J’ai toujours dit qu’il y avait une différence grosse comme ÇA entre la personne de sa vie et l’amour de sa vie. Je n’avais jamais rencontré les deux, avant aujourd’hui. Ça avait toujours été soit l’un, soit l’autre. Je ne m’étais jamais donnée ce droit-là, en fait. J’ai toujours été tellement lâche. Parce que je savais très bien que je perdrais tous mes repères si je perdais l’amour de ma vie, si je donnais autant de pouvoir à la présence de quelqu’un d’extérieur à moi (quelqu’un qui serait tellement à l’intérieur en même temps). Alors je me barrais frette-sec. Y’a jamais personne qui aura assez de place pour que je sache pas ce que je ferais s’il partait. Personne.
Je me suis toujours dit que c’était les autres, les lâches. Ceux qui acceptaient de se remettre entre les mains de quelqu’un, même si cette personne-là pouvait les briser en les échappant par terre. Faut tu être cave pareil! Même si je ne me croyais pas, ça me faisait du bien de croire que je me croyais.
C’était tellement simple, avant. Il ne répond pas? Pas grave. On ne se revoit pas? Pas grave. On ne fait jamais rien? Pas grave. Comme dirait Lorde, It’s a new art form showing people how low we care. Jusqu’à temps que je réalise que j’étais tannée de devenir une artiste du ressentiment qui ne ressentait plus rien. Jusqu’à temps que je réalise que c’est ma vie qui était en train de devenir pas grave. Pis on ne veut jamais avoir une existence qui ne compte pas.
Je nageais dans le pas creux depuis tellement longtemps que j’avais peur de plus savoir nager en crawl. J’avais peur d’avoir l’air d’un pitou piteux faisant aller ses pattes dans tous les sens pour trouver son air. Je me demande si on peut ratatiner par en-dedans à force de stagner dans le même bassin. Si les doigts le peuvent, j’vois pas pourquoi le cœur pourrait pas.
J’ai tellement dit non souvent avant de dire oui. En fait, on s’est dit non longtemps avant de se dire oui, lui et moi. On savait tous les deux qu’on se mentait en pleine face, mais être au courant du mensonge, c’était surtout être au courant de la vérité.
Aujourd’hui, nous sommes prêts. Je suis prête à le passer, mon écusson du dernier niveau. Parce qu’avec lui, et avec nous, je ne la vois pas, la fin de l’histoire. C’est comme aller se planter devant l’océan et regarder l’horizon.
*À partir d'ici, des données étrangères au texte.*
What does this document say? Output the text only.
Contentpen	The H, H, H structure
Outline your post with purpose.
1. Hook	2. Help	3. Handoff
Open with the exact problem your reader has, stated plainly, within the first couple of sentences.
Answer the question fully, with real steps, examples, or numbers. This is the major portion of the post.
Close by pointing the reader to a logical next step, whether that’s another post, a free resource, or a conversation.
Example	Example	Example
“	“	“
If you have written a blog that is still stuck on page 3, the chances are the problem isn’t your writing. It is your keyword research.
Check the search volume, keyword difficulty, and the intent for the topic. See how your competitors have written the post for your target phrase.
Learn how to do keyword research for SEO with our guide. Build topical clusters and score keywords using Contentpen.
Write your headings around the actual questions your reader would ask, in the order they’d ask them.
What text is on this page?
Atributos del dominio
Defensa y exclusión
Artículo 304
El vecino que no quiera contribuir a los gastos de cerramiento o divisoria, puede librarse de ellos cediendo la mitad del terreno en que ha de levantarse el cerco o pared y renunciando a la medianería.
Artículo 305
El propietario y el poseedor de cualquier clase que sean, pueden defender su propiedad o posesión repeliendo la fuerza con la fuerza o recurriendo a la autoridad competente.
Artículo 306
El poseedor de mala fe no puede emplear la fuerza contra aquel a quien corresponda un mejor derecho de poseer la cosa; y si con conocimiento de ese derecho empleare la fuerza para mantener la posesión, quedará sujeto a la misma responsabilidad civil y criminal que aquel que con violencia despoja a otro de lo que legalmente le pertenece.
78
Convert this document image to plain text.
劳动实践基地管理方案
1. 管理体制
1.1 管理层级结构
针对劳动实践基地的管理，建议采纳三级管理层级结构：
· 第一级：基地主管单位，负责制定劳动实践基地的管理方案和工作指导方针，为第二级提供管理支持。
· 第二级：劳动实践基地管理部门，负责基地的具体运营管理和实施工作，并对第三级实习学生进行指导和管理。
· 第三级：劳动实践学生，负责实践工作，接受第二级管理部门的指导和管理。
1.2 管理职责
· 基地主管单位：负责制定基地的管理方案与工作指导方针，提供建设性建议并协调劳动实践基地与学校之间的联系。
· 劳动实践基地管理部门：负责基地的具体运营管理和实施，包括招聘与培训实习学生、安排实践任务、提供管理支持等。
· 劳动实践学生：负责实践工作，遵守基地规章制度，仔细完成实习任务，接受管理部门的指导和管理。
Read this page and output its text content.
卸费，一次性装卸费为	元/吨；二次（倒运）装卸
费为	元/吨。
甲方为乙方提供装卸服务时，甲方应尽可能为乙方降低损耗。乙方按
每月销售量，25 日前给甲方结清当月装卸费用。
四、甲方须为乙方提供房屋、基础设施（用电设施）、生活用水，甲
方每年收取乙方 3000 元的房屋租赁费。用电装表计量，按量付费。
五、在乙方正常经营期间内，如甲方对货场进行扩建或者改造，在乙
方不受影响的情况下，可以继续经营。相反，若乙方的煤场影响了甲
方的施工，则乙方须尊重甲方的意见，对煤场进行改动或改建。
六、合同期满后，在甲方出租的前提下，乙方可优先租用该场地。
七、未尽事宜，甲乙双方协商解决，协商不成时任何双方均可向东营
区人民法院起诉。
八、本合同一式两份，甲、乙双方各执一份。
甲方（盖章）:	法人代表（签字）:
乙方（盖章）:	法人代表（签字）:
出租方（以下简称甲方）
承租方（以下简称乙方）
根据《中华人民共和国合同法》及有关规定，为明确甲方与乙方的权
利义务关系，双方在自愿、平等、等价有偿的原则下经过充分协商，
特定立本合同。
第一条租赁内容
Tu le perds jamais de vue, l’horizon. Il est toujours là, rassurant. Peu importe où tu te trouves sur la planète, il se trouve devant toi. C’est cette impression que me fait cet amour-là. Celle de ne jamais être seule, peu importe où je me trouve, peu importe ce qui se passe. En plus, il te promet tellement un beau voyage, l’horizon. Des surprises, il y en aura à la tonne, mais des tempêtes aussi. Des orages qui voudront tester la solidité de mon embarcation, et un bateau duquel je voudrai peut-être sauter, en réalisant qu’il n’y aura pas de canot de sauvetage. C’est le free for all du risque.
Je la quitte, ma vie sans craintes, et tu es mon voyage. Je me lance à coeur ouvert dans l’océan, dans l’inconnu. Nous irons au bout du monde, toi et moi. Je ne mentirai pas, j’ai peur. J’ai peur en criss, même. Peur de me tromper, peur de mon orgueil, peur que tu me pousses en bas de la rambarde, peur de me noyer, peur de relire ça dans quelque temps en m’en voulant d’y avoir cru. J’ai même peur de faire une crise de coeur tellement tu l’fais shaker, mon coeur. Mais c’est une peur rassurante, car au plus profond de moi-même, je le sais que tout va bien aller, et qu’on va la toucher, cette ligne de lumière infinie.
Je le sais, parce qu’avec toi, je regarde le ciel tellement souvent que je me casse le cou de bonheur. Pis ça fait même pas mal.